The timing of the controversy is embarrassing for French President Emmanuel Macron, who visited Beijing this month to encourage Chinese President Xi Jinping to pressure Russian leader Vladimir Putin to end his invasion of Ukraine.
Macron’s trip has caused anger among some Western allies who are skeptical of China’s intentions, given Xi’s formal alliance with the equally authoritarian Putin.
Although Beijing says it is officially neutral, Chinese President Xi Jinping has never condemned the Russian invasion and has never spoken to Ukrainian President Volodymyr Zelensky on the phone.
Xi recently went to Moscow to reaffirm his partnership with Russian President Vladimir Putin under the guise of an anti-Western front.
Recognized Wolf Warrior
Lu has previously acknowledged being part of the so-called class of “Wolf Warrior” of Chinese regime diplomats, a nickname given to those who vehemently respond to critics they perceive to be hostile to China.
In January 2019, he accused Canada of “white supremacy” for calling for the release of two Canadians detained in China, days after Huawei executive Meng Wanzhou was arrested in Canada at the request of the United States.
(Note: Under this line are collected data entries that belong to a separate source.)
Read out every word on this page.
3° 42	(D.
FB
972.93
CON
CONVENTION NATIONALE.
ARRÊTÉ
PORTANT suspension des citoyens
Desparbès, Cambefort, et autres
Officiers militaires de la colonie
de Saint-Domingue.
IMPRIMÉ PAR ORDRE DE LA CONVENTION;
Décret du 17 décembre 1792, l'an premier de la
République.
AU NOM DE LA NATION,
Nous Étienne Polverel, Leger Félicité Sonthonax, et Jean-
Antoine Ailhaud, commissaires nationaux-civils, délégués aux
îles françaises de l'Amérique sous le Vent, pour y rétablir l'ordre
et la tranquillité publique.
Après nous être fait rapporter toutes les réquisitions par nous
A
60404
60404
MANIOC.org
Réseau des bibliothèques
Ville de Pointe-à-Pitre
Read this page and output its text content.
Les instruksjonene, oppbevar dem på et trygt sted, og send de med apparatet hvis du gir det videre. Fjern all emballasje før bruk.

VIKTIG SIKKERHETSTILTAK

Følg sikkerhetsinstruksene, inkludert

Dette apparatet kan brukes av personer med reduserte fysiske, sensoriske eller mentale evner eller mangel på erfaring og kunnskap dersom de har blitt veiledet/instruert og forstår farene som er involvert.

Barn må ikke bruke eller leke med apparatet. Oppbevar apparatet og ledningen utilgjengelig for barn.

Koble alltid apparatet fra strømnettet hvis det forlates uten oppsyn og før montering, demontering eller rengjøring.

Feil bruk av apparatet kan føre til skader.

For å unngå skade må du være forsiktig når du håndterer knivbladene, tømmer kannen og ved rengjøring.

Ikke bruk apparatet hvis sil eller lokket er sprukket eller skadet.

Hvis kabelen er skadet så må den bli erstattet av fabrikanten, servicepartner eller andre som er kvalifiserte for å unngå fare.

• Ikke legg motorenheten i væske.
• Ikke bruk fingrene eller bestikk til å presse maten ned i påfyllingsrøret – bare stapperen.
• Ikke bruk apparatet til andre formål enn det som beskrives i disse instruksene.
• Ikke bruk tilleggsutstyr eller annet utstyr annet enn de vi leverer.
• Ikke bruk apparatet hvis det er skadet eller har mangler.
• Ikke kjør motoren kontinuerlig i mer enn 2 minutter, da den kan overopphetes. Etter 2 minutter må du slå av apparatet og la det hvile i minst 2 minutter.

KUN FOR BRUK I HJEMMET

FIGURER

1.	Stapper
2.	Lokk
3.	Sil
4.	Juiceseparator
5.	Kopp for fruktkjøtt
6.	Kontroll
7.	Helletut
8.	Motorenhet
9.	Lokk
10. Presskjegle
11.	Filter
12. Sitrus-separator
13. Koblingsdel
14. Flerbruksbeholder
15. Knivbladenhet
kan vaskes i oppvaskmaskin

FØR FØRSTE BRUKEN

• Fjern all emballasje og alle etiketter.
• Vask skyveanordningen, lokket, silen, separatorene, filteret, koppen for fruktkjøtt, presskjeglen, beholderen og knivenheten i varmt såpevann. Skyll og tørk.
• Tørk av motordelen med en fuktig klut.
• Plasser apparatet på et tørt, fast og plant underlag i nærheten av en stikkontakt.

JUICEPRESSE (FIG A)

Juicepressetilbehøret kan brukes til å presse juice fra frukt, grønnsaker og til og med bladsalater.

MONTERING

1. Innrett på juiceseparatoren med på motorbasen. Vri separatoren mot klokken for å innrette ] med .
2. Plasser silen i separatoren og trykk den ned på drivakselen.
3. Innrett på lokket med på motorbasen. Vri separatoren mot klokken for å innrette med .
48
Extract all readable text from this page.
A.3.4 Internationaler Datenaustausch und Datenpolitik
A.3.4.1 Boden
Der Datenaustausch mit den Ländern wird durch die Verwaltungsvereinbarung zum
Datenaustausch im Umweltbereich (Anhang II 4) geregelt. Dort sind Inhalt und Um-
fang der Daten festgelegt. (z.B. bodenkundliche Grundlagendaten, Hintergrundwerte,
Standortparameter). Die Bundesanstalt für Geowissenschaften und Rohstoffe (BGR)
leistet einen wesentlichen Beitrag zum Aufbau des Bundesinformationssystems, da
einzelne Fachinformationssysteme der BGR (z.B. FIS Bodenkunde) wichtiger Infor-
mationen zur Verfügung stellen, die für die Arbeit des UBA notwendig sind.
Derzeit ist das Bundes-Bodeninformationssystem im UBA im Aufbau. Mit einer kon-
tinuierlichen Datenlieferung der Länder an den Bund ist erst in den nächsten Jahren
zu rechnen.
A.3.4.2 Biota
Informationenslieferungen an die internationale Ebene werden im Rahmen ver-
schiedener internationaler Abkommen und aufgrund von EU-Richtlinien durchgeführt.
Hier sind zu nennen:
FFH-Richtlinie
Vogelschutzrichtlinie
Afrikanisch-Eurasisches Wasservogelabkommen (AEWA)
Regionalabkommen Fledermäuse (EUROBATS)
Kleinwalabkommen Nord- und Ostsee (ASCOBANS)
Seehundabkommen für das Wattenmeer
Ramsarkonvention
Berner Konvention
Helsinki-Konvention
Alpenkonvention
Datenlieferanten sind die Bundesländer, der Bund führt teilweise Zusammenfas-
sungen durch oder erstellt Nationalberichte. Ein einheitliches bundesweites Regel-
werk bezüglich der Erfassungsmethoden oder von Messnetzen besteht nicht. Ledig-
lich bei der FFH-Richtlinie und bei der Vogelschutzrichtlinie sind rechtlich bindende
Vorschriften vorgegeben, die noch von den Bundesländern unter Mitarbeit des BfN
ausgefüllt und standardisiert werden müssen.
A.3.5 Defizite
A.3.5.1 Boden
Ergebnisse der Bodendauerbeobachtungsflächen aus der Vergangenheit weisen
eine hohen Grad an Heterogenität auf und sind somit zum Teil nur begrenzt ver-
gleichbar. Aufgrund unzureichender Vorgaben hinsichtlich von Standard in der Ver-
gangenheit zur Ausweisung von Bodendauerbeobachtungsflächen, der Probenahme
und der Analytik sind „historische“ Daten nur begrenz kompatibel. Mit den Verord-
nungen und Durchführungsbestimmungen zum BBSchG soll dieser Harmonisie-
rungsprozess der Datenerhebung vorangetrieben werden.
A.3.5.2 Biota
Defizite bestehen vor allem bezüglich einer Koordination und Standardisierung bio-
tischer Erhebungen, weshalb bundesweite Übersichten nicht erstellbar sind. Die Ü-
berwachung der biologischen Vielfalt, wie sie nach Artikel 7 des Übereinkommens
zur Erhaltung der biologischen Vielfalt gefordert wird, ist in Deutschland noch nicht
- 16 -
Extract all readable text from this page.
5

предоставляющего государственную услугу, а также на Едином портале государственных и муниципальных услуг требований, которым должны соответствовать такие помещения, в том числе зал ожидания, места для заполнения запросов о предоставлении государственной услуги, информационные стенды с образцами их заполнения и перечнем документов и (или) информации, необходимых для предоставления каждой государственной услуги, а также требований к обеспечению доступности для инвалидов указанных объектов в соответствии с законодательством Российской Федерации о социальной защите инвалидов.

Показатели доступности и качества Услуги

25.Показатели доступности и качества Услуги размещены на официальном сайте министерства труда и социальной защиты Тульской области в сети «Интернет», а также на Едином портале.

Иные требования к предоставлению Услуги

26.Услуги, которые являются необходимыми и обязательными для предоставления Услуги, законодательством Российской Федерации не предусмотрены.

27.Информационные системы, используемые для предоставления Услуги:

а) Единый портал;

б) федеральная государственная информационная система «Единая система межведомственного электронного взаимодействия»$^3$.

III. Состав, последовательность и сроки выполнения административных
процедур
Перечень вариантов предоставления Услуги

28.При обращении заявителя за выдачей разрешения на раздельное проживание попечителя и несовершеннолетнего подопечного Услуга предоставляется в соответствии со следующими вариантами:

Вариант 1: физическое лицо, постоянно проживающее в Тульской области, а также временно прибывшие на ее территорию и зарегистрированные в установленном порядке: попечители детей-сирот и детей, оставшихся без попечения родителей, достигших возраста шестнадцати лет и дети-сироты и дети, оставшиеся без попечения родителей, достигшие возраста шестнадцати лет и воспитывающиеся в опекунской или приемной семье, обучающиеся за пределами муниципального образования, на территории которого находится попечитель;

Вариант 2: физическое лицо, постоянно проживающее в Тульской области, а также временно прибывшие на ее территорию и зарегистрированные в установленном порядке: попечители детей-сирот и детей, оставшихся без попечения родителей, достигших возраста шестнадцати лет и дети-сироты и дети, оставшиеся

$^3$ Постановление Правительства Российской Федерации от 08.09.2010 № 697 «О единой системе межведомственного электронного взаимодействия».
After assuming a new position in Paris, he sparked a new diplomatic row in 2021 by calling a critical French investigator a “little thug” and a “troll” on Twitter.
He also took aim at French lawmakers who were considering a trip to Taiwan, which China is threatening to seize by force.
Summoned by the French Ministry of Foreign Affairs for his “insults and threats”, he delayed his appearance citing “schedule problems”. This caused further irritation in Paris. “Neither France nor Europe are a doormat,” the Minister for European Affairs, Clement Beaune, warned at the time. “When he is summoned as ambassador, he pays a visit to the Ministry of Foreign Affairs.”